Pour son treizième long métrage, Steven Soderbergh s’attaque à un genre qu’il n’a jamais encore exploré : la science-fiction. Loin de suivre la mode des gros blockbusters à effets spéciaux, le cinéaste a opté avec Solaris pour une fiction dans l’espace entièrement centrée sur l’humain. Il suit en cela l’approche que Brian de Palma avait développé dans Mission to Mars. Comme celui de Jim McConnell avant lui, le voyage de Chris Kelvin vers l’infini le ramènera ainsi vers son épouse décédée. Pour tourner son nouveau long métrage, Steven Soderbergh s’est inspiré aussi bien du roman de Stanislaw Lem que du film d’Andreï Tarkovski.

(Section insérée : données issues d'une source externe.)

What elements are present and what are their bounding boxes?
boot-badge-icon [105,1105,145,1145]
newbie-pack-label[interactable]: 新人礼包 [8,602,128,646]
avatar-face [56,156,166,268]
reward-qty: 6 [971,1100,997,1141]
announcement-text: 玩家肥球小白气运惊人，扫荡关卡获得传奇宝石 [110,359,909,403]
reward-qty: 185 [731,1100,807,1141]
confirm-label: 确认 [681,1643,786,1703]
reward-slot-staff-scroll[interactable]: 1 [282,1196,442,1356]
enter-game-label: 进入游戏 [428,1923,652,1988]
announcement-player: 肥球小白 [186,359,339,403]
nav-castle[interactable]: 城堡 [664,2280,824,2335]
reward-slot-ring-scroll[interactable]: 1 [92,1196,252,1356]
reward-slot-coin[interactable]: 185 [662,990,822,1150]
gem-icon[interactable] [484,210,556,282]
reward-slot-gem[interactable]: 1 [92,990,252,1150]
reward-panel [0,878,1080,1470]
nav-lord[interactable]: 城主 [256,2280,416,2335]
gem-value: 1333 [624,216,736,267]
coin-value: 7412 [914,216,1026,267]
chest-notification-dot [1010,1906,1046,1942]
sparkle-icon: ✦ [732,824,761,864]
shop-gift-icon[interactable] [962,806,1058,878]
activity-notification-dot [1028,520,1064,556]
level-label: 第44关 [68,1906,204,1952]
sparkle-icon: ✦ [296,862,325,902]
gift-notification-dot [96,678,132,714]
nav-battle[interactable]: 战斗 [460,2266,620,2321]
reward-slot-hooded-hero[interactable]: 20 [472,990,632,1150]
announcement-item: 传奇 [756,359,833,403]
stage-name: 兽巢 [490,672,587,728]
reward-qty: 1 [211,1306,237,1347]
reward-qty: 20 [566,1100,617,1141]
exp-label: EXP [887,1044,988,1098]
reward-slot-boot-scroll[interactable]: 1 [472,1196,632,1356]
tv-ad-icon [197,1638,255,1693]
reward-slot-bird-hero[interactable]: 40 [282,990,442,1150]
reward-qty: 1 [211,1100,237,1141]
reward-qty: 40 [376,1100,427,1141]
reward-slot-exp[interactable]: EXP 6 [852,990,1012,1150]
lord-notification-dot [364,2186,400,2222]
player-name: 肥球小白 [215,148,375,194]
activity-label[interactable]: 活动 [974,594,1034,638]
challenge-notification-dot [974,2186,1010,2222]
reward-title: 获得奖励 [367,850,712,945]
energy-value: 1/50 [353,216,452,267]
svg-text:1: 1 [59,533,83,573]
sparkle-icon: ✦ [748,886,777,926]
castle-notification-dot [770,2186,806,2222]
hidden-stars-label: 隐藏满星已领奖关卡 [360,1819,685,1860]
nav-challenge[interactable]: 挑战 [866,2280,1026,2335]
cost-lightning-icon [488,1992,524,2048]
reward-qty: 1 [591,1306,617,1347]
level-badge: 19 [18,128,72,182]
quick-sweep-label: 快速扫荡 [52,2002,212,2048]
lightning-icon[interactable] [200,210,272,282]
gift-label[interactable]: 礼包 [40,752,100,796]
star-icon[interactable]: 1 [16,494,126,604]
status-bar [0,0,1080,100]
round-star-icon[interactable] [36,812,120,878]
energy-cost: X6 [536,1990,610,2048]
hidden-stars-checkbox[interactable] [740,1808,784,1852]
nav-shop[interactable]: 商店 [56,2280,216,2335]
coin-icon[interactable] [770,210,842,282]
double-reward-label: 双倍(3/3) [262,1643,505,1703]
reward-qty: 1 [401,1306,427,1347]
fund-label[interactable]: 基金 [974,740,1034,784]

(JPEG) Le cinéma de Steven Soderbergh a toujours aimé les secondes chances. Depuis A Fleur de peau, le premier remake du cinéaste, en passant par Hors d’atteinte et même Ocean’s eleven, ce thème est devenu une des problématiques centrales de l’œuvre du réalisateur américain. Il s’agit ici pour le psychologue Chris Kelvin (George Clooney, excellent dans un mélange de maîtrise de soi et de détresse) de redonner une chance à son couple grâce au pouvoir ensorcelant de la planète Solaris. Les amants sont unis dès le premier plan du film. Celui-ci présente Chris Kelvin seul dans sa cuisine interpellé par la voix de son épouse. L’aime t’il encore ? On ne l’apprendra qu’un peu plus tard, Rheya (Natascha McElhone, aperçue dans The Truman Show) s’est en fait suicidée, il y a quelques années de cela. Des lors, comment leur amour peut-il survivre ? En faisant le choix de s’attaquer à la science-fiction, Steven Soderbergh n’a nullement renoncé à ses exigences d’un cinéma d’auteur dont l’humain serait la principale préoccupation. Solaris est donc à des années lumières de ce qu’a l’habitude de produire Hollywood. Il n’y a ici aucune explosion, aucun suspense, aucun monstre. Le cinéaste a préféré tourner un film lent, audacieux et envoûtant. Les mouvements de caméras sont fluides, travaillés mis à part dans une scène de dispute tournée caméra à l’épaule. Solaris n’en reste pas moins un vrai film de science-fiction. Le décor futuriste de la station orbitale Prométhée, la musique expérimentale, le voyage dans l’espace, tout nous ramène au genre. (JPEG) Seulement comme l’explique Gibarian (Ulrich Tukur) un des membres de l’équipage du Prométhée : en allant dans l’espace, l’homme cherche moins à rencontrer l’autre qu’un miroir qui lui dirait qui il est. C’est à cette conception que se rattache tout le film. Solaris pousse cette idée très loin en faisant des extraterrestres de simples copies de véritables êtres humains. La planète a le pouvoir de donner vie à des imitations d’être chers de ceux qui s’approchent d’elle. Ainsi, Chris Kelvin à peine débarquée en mission de sauvetage à bord du Prométhée, découvre auprès de lui, une Rheya ressuscitée. Les deux derniers survivants de la station orbitale : Snow (excellent Jeremy Davies) et Gordon (Viola Davis) ont également été confrontés au même phénomène sans qu’on ne voit jamais leur visiteur.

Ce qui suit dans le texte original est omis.